Two legacy application VMs must survive planned maintenance and a single host failure. The vendor requires both VMs to stay in the same region, and a datacenter outage is not part of the requirement. What should the administrator use?
Availability sets are designed for host-level resilience inside one datacenter. They spread VMs across fault domains and update domains, which helps reduce impact from hardware failures and planned maintenance. Because the requirement does not include surviving a full datacenter outage, an availability set is the right level of protection without the added complexity of zones.
Why this answer
An availability set protects against planned maintenance and single host failures by placing VMs in separate fault domains (different physical hardware) and update domains (different maintenance windows). This ensures that during planned Azure maintenance, only one VM is rebooted at a time, and if a host fails, only VMs in that fault domain are affected. Since the requirement specifies a single host failure (not a datacenter outage) and both VMs must stay in the same region, an availability set is the correct choice.
Exam trap
The trap here is that candidates confuse availability zones (which protect against datacenter outages) with availability sets (which protect against host and rack failures), leading them to choose zones even though the requirement explicitly excludes a datacenter outage.
How to eliminate wrong answers
Option B is wrong because availability zones place VMs in physically separate datacenters within a region, which protects against a datacenter outage—a requirement not specified here—and introduces cross-zone latency that the legacy application may not tolerate.
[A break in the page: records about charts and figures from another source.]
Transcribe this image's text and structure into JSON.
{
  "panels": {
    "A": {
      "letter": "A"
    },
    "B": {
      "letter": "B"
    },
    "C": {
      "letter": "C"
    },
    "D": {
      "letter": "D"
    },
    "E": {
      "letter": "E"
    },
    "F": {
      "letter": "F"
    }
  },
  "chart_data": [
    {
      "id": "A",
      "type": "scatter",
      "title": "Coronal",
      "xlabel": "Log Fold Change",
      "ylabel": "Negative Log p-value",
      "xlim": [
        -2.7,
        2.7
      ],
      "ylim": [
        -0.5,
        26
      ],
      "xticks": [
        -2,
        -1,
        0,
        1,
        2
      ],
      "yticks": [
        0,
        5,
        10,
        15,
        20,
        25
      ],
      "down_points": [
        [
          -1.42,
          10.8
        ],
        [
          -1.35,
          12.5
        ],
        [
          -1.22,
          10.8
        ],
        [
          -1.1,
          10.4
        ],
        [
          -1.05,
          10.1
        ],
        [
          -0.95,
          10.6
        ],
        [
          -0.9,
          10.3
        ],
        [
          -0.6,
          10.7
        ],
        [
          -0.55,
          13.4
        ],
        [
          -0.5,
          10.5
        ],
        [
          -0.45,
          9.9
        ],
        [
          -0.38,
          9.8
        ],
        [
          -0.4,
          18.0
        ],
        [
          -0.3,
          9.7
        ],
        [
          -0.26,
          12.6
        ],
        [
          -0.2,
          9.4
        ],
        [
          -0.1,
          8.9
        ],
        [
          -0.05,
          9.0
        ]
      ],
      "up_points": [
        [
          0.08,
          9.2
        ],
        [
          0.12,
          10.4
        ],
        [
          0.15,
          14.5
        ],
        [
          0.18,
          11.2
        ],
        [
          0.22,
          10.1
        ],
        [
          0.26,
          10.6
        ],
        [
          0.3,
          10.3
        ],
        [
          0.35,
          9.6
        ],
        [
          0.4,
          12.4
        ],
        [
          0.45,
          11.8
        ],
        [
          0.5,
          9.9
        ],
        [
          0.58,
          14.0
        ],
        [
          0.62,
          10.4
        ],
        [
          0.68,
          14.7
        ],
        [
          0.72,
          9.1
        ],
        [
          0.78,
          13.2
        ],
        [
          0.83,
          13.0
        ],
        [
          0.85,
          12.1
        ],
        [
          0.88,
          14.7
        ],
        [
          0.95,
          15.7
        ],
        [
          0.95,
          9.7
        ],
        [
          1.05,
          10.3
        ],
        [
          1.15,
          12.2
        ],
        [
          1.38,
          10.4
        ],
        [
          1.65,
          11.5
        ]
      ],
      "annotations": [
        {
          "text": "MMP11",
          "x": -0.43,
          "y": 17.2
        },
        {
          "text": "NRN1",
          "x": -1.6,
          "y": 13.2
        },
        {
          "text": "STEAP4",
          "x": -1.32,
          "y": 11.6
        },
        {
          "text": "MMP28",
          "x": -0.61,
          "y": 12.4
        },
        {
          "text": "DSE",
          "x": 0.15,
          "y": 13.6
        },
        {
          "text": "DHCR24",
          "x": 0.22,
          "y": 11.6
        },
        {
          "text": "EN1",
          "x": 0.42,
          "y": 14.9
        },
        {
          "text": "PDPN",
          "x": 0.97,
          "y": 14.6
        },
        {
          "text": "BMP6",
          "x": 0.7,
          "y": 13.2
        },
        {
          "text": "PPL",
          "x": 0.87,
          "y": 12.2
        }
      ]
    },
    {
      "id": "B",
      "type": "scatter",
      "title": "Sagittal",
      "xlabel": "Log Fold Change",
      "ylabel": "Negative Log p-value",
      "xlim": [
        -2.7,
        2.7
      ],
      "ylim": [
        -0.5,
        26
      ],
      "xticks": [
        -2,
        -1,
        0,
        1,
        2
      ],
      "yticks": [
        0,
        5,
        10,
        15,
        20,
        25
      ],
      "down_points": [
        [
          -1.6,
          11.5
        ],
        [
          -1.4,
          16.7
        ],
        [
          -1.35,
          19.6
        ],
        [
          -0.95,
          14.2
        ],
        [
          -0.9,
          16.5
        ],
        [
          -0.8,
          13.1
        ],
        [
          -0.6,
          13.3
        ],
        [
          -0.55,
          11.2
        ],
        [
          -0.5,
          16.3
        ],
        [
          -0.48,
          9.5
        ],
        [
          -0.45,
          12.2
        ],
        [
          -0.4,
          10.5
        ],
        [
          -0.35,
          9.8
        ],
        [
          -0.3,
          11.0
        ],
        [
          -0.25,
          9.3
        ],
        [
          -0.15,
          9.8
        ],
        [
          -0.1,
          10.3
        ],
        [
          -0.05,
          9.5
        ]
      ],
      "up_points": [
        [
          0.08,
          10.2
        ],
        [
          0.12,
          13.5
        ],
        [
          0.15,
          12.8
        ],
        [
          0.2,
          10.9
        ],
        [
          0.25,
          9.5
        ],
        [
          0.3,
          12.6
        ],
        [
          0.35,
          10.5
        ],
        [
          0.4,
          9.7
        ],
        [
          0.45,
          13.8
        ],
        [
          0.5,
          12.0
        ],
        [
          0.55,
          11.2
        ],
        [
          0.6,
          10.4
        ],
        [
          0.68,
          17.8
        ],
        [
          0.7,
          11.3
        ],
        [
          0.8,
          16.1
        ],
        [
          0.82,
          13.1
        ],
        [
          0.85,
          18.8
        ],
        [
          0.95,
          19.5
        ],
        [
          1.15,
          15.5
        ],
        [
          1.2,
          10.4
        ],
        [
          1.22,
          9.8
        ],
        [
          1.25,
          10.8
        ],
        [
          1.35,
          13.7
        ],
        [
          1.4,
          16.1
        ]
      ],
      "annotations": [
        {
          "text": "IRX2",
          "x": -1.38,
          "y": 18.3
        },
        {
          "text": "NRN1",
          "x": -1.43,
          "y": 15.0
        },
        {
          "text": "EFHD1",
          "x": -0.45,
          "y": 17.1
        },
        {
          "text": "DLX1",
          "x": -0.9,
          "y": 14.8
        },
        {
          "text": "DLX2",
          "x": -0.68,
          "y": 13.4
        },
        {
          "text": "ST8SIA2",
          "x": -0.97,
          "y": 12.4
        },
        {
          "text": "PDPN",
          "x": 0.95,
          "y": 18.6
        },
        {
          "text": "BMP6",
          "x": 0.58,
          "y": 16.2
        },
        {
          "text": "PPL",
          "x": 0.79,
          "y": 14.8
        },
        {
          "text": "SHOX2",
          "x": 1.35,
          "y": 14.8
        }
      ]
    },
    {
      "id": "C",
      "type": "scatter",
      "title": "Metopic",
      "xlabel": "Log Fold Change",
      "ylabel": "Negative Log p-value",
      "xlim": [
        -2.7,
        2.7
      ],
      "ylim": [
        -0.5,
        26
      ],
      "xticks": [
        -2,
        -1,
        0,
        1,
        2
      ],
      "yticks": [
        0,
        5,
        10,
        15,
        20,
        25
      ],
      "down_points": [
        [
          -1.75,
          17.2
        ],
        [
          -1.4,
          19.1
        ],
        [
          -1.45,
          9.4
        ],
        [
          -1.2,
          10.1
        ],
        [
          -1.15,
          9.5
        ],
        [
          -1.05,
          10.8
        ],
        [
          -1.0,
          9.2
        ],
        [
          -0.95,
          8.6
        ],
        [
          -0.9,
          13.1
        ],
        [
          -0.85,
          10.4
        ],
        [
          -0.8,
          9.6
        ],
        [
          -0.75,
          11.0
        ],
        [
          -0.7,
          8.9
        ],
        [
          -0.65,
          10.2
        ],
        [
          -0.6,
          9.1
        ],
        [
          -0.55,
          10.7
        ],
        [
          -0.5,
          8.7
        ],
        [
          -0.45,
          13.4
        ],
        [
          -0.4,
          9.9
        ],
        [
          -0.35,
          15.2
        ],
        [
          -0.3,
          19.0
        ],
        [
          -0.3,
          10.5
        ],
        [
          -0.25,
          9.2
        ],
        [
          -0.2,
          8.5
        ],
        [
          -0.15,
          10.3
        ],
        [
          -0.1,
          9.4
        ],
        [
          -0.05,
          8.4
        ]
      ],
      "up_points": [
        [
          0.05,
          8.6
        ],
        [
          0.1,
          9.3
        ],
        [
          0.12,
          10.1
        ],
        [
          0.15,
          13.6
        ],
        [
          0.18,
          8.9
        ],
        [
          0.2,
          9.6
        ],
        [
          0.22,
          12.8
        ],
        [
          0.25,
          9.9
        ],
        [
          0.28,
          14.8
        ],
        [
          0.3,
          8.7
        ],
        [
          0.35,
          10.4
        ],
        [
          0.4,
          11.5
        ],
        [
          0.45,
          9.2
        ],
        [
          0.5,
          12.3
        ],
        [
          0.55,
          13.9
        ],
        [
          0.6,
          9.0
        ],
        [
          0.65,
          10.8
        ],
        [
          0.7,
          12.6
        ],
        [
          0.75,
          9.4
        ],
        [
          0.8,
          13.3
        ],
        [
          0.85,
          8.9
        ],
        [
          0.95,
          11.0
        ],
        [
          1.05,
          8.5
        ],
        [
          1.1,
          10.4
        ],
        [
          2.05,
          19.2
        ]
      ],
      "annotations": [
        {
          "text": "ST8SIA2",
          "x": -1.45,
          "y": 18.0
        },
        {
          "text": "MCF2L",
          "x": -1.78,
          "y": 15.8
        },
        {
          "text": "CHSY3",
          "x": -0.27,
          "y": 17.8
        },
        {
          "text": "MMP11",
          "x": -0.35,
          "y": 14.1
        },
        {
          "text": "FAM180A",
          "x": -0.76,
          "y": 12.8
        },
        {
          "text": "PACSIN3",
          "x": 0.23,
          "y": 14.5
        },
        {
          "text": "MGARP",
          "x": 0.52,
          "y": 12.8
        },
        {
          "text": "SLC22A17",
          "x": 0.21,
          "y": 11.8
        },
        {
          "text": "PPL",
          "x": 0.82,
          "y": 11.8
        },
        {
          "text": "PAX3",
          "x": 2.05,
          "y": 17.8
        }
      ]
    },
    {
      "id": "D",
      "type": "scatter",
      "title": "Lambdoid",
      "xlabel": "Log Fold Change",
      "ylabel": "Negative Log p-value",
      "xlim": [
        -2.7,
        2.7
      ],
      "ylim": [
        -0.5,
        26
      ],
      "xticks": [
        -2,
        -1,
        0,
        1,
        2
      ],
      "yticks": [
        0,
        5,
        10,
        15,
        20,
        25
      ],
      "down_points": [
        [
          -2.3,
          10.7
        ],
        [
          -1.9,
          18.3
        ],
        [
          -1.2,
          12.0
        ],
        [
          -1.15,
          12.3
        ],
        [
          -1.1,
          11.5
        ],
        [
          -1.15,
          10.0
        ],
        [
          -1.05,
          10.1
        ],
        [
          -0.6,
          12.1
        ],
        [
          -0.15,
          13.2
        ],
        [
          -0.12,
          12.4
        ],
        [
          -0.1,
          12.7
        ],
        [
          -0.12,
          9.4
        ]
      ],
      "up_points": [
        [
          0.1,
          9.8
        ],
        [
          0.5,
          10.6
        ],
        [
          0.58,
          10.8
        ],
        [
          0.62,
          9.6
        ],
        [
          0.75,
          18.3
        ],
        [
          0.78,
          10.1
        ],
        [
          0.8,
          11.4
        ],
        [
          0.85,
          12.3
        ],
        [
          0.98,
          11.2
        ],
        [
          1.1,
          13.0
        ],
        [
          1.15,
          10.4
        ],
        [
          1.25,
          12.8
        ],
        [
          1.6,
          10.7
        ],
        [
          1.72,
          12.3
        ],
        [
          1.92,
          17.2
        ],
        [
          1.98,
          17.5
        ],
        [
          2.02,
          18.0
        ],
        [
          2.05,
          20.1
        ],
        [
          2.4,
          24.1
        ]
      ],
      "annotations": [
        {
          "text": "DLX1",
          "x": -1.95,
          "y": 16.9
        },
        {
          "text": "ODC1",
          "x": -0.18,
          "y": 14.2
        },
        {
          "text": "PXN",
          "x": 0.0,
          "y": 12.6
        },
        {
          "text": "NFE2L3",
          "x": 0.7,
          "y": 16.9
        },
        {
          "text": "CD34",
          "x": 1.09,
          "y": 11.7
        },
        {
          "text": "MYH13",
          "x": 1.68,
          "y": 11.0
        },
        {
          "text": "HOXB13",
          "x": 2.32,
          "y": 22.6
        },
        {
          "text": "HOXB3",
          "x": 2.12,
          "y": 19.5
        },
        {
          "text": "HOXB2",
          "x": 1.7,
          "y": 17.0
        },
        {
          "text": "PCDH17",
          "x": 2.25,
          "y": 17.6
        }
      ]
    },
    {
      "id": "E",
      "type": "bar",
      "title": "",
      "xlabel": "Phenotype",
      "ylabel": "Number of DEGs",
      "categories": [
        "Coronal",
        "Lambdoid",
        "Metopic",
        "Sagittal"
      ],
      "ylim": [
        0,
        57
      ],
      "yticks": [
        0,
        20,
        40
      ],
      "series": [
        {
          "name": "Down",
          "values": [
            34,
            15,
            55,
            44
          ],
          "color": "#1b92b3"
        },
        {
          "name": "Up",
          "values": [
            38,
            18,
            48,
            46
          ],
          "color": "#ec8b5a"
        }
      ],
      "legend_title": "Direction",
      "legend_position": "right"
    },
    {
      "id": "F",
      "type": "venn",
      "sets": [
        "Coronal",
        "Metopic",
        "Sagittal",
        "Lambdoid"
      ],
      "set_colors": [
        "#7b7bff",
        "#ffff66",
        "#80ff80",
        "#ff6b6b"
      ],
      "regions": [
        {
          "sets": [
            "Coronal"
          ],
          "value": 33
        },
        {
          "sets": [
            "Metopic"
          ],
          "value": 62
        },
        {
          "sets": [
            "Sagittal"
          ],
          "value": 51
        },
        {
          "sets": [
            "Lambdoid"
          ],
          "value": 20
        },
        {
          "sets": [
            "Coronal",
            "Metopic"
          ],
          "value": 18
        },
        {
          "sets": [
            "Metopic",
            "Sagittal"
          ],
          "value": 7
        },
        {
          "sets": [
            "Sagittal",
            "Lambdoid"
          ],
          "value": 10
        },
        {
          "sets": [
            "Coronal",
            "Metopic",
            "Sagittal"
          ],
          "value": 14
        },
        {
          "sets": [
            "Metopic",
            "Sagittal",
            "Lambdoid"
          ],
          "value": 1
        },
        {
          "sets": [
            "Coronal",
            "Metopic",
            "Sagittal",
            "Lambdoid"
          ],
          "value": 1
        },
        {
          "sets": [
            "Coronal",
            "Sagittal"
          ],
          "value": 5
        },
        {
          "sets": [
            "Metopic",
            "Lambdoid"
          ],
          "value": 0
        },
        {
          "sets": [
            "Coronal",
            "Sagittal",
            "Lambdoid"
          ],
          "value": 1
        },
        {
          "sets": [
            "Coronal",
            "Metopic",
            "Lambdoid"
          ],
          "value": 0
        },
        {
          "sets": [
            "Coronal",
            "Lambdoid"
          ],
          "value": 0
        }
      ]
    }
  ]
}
Option C is wrong because a virtual machine scale set in a single zone does not provide fault domain isolation across separate physical hosts; it only scales within that zone and does not guarantee survival of both VMs during a single host failure. Option D is wrong because a proximity placement group only ensures low network latency by co-locating VMs, but it does not provide any fault or update domain protection against host failures or planned maintenance.